Please Wait. Searching ...
|Case Number:||crim app 658 of 81|
|Parties:||YUSUF HARED ALI vs REPUBLIC|
|Date Delivered:||26 Jan 1983|
|Court:||High Court at Nairobi (Milimani Law Courts)|
|Judge(s):||John Henry Sydney Todd|
|Citation:||YUSUF HARED ALI vs REPUBLIC  eKLR|
|Parties Profile:||Individual v Government|
|Case Outcome:||Appeal dismissed|
|Disclaimer:||The information contained in the above segment is not part of the judicial opinion delivered by the Court. The metadata has been prepared by Kenya Law as a guide in understanding the subject of the judicial opinion. Kenya Law makes no warranties as to the comprehensiveness or accuracy of the information|
REPUBLIC OF KENYA
IN THE HIGH COURT AT NAIROBI
YUSUF HARED ALI …………………………………………….. APPELLANT
REPUBLIC …………………………………..……………….. RESPONDENT
CORAM: TODD J
Appellant absent, not wishing to be present and unrepresented,
M B Mbai (State Counsel) for respondent
The appellant Yusuf Hared Ali was charged on four counts of robbery said to have been committed on the same night at Rhamu Manyatta in Rhamu division of the Mandera District. He was acquitted of the charges in counts 1 and 2 for though the two complainants said they were able to identify the appellant at night there was no corroborative evidence to support their identification as the trial magistrate so found, applying what was said in the case of Abdallah Bin Wendo & another v Republic  20 EACA 166.

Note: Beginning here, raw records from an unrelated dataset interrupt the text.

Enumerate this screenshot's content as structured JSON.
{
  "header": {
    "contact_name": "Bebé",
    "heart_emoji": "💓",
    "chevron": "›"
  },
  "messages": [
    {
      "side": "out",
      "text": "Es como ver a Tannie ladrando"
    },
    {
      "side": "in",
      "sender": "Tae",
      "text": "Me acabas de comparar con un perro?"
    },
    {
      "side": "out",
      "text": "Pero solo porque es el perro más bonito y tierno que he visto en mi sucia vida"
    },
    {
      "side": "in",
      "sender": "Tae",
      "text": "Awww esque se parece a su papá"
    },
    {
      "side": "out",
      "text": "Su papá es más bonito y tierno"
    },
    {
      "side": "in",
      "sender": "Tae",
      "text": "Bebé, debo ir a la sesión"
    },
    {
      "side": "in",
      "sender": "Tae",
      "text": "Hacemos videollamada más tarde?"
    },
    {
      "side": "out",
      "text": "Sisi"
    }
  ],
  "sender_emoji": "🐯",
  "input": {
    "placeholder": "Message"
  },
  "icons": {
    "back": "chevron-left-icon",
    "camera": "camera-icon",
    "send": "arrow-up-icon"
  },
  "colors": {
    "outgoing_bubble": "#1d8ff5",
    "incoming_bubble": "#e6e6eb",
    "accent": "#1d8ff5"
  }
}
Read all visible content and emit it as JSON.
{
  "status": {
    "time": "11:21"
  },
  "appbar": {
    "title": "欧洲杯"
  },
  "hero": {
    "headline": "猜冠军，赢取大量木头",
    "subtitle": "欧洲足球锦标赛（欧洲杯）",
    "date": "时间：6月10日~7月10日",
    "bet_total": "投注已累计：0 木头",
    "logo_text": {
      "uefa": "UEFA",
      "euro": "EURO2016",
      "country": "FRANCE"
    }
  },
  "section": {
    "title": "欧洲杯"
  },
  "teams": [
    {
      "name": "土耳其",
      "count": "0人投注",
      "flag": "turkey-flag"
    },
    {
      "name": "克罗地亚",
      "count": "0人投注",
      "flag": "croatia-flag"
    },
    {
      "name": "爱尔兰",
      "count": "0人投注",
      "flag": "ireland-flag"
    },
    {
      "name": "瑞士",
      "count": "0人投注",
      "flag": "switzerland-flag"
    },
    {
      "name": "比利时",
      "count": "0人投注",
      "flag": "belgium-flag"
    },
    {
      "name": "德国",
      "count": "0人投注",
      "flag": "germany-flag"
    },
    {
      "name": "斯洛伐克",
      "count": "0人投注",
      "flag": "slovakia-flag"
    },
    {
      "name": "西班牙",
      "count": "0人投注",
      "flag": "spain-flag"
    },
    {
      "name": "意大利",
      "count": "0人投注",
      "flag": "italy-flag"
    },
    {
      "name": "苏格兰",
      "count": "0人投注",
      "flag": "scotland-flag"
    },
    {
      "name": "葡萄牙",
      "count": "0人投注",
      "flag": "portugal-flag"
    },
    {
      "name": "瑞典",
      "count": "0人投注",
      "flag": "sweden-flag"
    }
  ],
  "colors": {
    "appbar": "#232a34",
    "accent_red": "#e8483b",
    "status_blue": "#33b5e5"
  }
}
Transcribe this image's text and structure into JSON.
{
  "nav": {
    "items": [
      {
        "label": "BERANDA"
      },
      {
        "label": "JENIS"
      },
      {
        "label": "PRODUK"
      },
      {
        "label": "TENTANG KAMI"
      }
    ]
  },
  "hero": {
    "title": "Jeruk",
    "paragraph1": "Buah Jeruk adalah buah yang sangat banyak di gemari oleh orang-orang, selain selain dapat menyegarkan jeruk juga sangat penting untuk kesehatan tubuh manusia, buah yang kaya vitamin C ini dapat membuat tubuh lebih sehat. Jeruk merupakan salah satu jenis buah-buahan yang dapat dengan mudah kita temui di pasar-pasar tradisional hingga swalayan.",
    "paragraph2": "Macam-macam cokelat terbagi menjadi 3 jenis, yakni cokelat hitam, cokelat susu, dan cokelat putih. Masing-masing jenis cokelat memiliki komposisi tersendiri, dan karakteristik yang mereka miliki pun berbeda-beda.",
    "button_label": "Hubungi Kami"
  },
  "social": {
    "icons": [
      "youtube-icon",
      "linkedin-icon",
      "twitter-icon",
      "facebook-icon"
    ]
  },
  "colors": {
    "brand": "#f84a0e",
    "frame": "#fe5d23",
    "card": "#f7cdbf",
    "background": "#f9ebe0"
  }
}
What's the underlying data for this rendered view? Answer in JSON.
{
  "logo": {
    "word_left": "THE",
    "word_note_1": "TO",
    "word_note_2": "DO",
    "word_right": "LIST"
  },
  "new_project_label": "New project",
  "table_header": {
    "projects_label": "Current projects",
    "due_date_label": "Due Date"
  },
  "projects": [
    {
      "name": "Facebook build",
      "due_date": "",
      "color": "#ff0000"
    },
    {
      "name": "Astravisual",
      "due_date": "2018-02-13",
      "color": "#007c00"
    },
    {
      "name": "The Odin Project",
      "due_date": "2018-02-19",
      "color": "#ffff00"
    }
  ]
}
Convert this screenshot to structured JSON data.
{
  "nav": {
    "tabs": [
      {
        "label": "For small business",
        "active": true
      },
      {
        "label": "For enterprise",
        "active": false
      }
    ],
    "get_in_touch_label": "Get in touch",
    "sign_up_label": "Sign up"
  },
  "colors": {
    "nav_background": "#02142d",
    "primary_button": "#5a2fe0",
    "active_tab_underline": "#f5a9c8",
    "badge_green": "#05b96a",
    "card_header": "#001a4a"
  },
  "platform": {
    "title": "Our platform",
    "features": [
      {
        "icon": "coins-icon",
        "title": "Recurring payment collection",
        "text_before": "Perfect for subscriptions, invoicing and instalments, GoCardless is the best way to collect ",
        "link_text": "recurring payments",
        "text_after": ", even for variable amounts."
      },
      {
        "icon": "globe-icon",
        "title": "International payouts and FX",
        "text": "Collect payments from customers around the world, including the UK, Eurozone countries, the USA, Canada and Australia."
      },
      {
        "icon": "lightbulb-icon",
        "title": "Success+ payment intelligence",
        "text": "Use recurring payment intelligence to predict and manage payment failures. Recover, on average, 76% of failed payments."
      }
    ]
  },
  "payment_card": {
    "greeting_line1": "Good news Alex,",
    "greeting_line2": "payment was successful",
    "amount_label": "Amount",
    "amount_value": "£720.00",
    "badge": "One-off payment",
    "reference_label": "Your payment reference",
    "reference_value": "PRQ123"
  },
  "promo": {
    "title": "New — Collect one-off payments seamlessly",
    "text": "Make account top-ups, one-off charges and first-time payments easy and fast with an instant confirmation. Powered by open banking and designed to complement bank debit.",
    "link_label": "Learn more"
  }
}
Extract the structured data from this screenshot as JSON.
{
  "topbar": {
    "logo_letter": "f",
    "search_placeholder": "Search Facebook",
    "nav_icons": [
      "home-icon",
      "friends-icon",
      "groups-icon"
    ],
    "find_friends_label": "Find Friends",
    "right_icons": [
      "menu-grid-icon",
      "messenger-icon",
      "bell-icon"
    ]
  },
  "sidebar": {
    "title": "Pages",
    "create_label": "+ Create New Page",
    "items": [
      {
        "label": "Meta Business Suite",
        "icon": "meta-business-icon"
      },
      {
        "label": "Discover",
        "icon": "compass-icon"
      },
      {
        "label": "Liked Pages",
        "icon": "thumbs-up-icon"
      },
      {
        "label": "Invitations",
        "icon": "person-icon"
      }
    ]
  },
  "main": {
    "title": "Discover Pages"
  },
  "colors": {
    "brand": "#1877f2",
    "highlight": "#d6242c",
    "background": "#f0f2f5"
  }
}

“although subjects to certain exceptions a fact may be proved by the testimony of a single witness, this does not lessen the need for testing with the greatest care the evidence of witness respecting the identification, especially when it is known that the conditions favouring a correct identification are difficult. In such circumstances other evidence, circumstantial or direct, pointing to guilty is needed.”
The trial magistrate, however, convicted the appellant on counts 3 and 4 finding that Ebla Mohamed (PW 2), positively identified the packet or cloth bag which she had tied a knot inside to hold sugar, the packet contained some sugar which the trial magistrate believed was part of the sugar which Ebla Mohamed had bought and the 3 packets of the tea leaves and I think most important she positively identified the knife found with the appellant when he was arrested and the same knife was identified by Diriye Abdullahi Hassan (PW 1) who said that the knife had belonged to her late brother and she herself had made the sheath.
And as regards count 4 the trial magistrate found that Hajira Dahir (PW 3) had successfully identified the piece of cloth which she claimed that she had bought on the same day of the robbery.
Accordingly I dismiss the appellants appeal against conviction on these 2 counts.
As regards sentence the appellant was sentenced to five years on each count of the two counts to run concurrently. I find these sentences quite reasonable in view of the fact that the appellant was in company with another and was armed with a rifle. Of course the appellant should have also been awarded corporal punishment as provided for in Section 296(1) of the Penal Code (Cap 63), and so in accordance with the provision to Section 364(2) enacted by Act No 11/1970 I now award one stroke of corporal punishment to each one of the two convictions for robbery entered against the appellant and I also order that he will be subject to police supervision for five years on his release from prison vide Section 344 A(1) of the Criminal Procedure Code (Cap 75) enacted by Act No 3 of 1969.